On the other hand, research from Ahrefs shows the presence of AI Overviews leads to a 34.5% lower click-through rate for the top-ranked search result compared to similar queries that do not produce an AI Overview. For publishers and content creators, fewer clicks means less traffic — and less revenue.
Taylor addressed this directly, arguing the quality of traffic is what matters. At the core of all these changes is Gemini, Google’s flagship AI model. Integrating Gemini into Google’s ad systems has reduced irrelevant ads by approximately 40%, while also driving a threefold increase in AI-generated advertising assets throughout 2025.
Google has already started placing ads within AI Overviews — above, below, and within the AI-generated responses themselves. According to Google’s chief business officer Philipp Schindler, AI Overviews “monetise at the same rate” as traditional search for the company. For publishers, however, that revenue does not flow their way unless users actually click through — which, increasingly, they do not.

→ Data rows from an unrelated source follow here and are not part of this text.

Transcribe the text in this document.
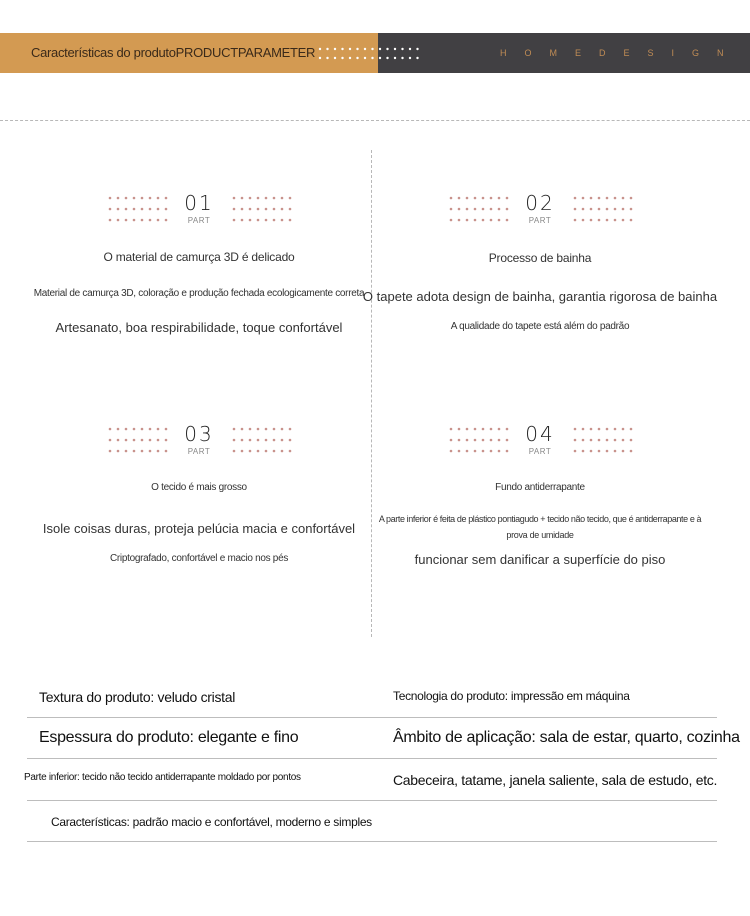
Características do produtoPRODUCTPARAMETER	HOMEDESIGN
01
PART
O material de camurça 3D é delicado
Material de camurça 3D, coloração e produção fechada ecologicamente correta
Artesanato, boa respirabilidade, toque confortável
02
PART
Processo de bainha
O tapete adota design de bainha, garantia rigorosa de bainha
A qualidade do tapete está além do padrão
03
PART
O tecido é mais grosso
Isole coisas duras, proteja pelúcia macia e confortável
Criptografado, confortável e macio nos pés
04
PART
Fundo antiderrapante
A parte inferior é feita de plástico pontiagudo + tecido não tecido, que é antiderrapante e à
prova de umidade
funcionar sem danificar a superfície do piso
Textura do produto: veludo cristal	Tecnologia do produto: impressão em máquina
Espessura do produto: elegante e fino	Âmbito de aplicação: sala de estar, quarto, cozinha
Parte inferior: tecido não tecido antiderrapante moldado por pontos	Cabeceira, tatame, janela saliente, sala de estudo, etc.
Características: padrão macio e confortável, moderno e simples
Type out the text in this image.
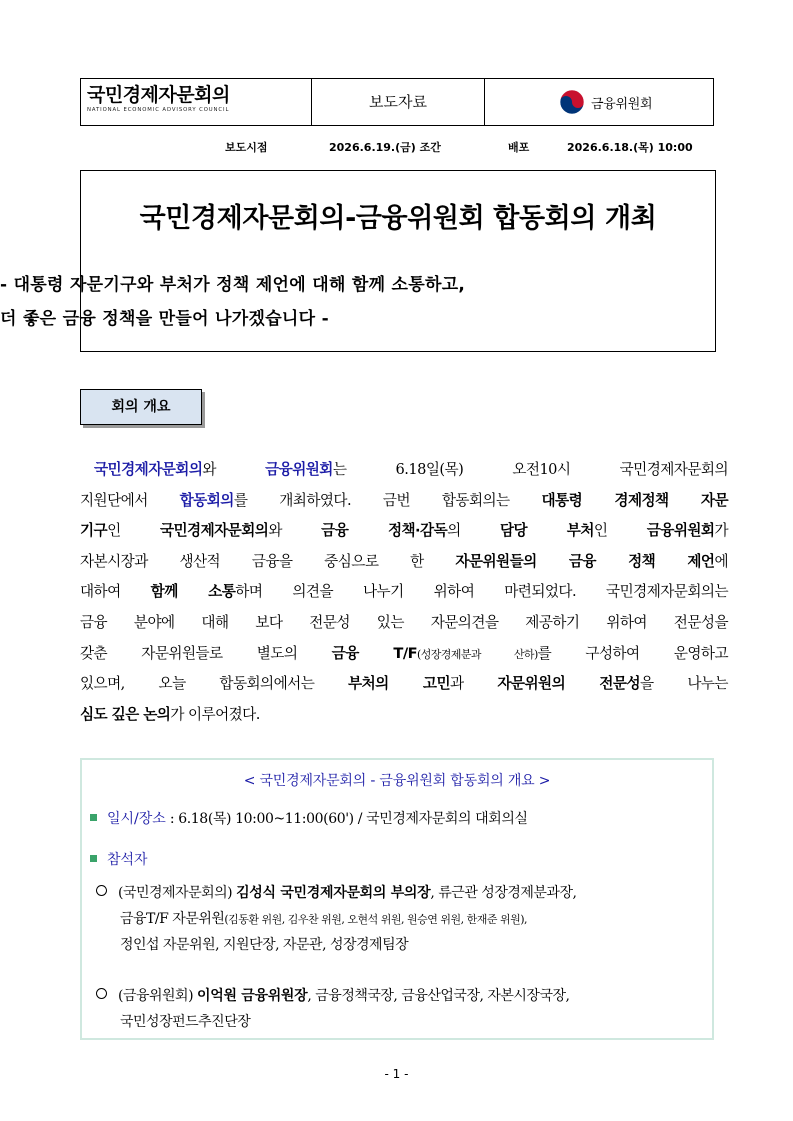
국민경제자문회의
NATIONAL ECONOMIC ADVISORY COUNCIL	보도자료	금융위원회
보도시점	2026.6.19.(금) 조간	배포	2026.6.18.(목) 10:00
국민경제자문회의-금융위원회 합동회의 개최
- 대통령 자문기구와 부처가 정책 제언에 대해 함께 소통하고,
더 좋은 금융 정책을 만들어 나가겠습니다 -
회의 개요
국민경제자문회의와 금융위원회는 6.18일(목) 오전10시 국민경제자문회의
지원단에서 합동회의를 개최하였다. 금번 합동회의는 대통령 경제정책 자문
기구인 국민경제자문회의와 금융 정책·감독의 담당 부처인 금융위원회가
자본시장과 생산적 금융을 중심으로 한 자문위원들의 금융 정책 제언에
대하여 함께 소통하며 의견을 나누기 위하여 마련되었다. 국민경제자문회의는
금융 분야에 대해 보다 전문성 있는 자문의견을 제공하기 위하여 전문성을
갖춘 자문위원들로 별도의 금융 T/F(성장경제분과 산하)를 구성하여 운영하고
있으며, 오늘 합동회의에서는 부처의 고민과 자문위원의 전문성을 나누는
심도 깊은 논의가 이루어졌다.
< 국민경제자문회의 - 금융위원회 합동회의 개요 >
일시/장소 : 6.18(목) 10:00~11:00(60') / 국민경제자문회의 대회의실
참석자
(국민경제자문회의) 김성식 국민경제자문회의 부의장, 류근관 성장경제분과장,
금융T/F 자문위원(김동환 위원, 김우찬 위원, 오현석 위원, 원승연 위원, 한재준 위원),
정인섭 자문위원, 지원단장, 자문관, 성장경제팀장
(금융위원회) 이억원 금융위원장, 금융정책국장, 금융산업국장, 자본시장국장,
국민성장펀드추진단장
- 1 -
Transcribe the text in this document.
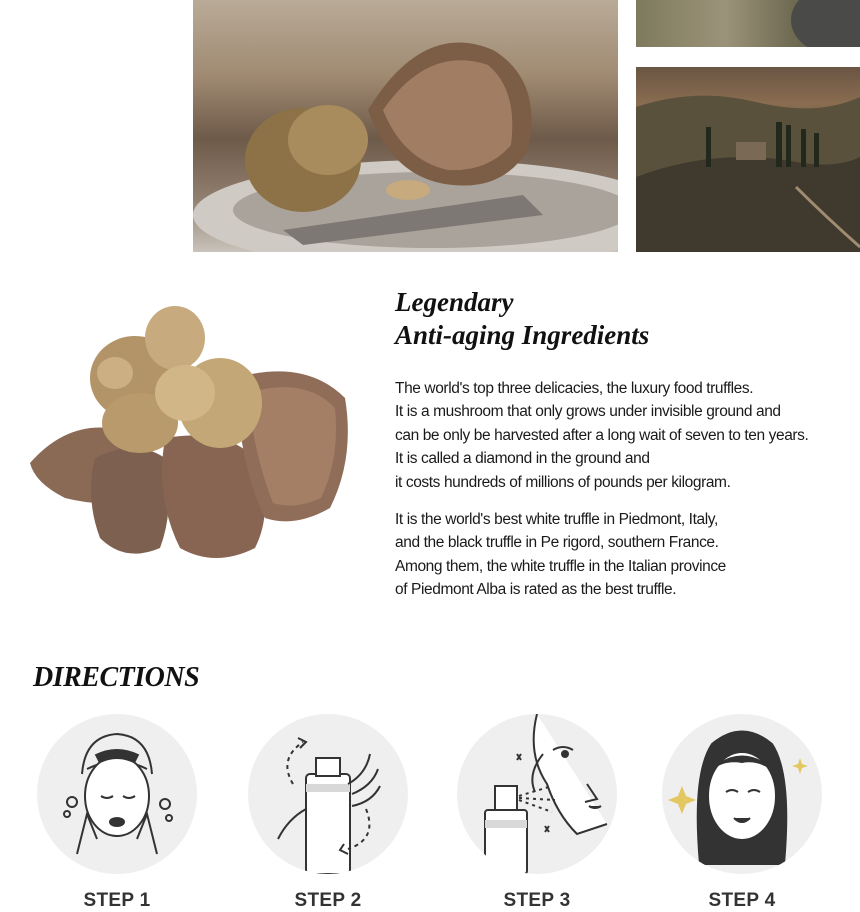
Legendary
Anti-aging Ingredients

The world's top three delicacies, the luxury food truffles.
It is a mushroom that only grows under invisible ground and
can be only be harvested after a long wait of seven to ten years.
It is called a diamond in the ground and
it costs hundreds of millions of pounds per kilogram.

It is the world's best white truffle in Piedmont, Italy,
and the black truffle in Pe rigord, southern France.
Among them, the white truffle in the Italian province
of Piedmont Alba is rated as the best truffle.

DIRECTIONS
STEP 1	STEP 2	STEP 3	STEP 4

Nigeria stands out in Google’s own data. According to the company’s findings, 93% of Nigerian users rely on AI to learn or understand complex topics, while 91% use it for work-related tasks. Around 80% are using AI to explore new business opportunities — nearly double the global average. Sentiment is also strongly positive, with 80% of Nigerians expressing excitement about AI’s potential, compared to just 20% who feel any concern.
Looming in the background is what some industry observers are calling “Google Zero” — a future where search no longer drives traffic to websites at all, replaced entirely by AI answers sitting at the top of Google’s page. For now, that future remains a concern rather than a reality. But with 2 billion users already engaging with AI Overviews each month, it is a concern that is getting harder to dismiss.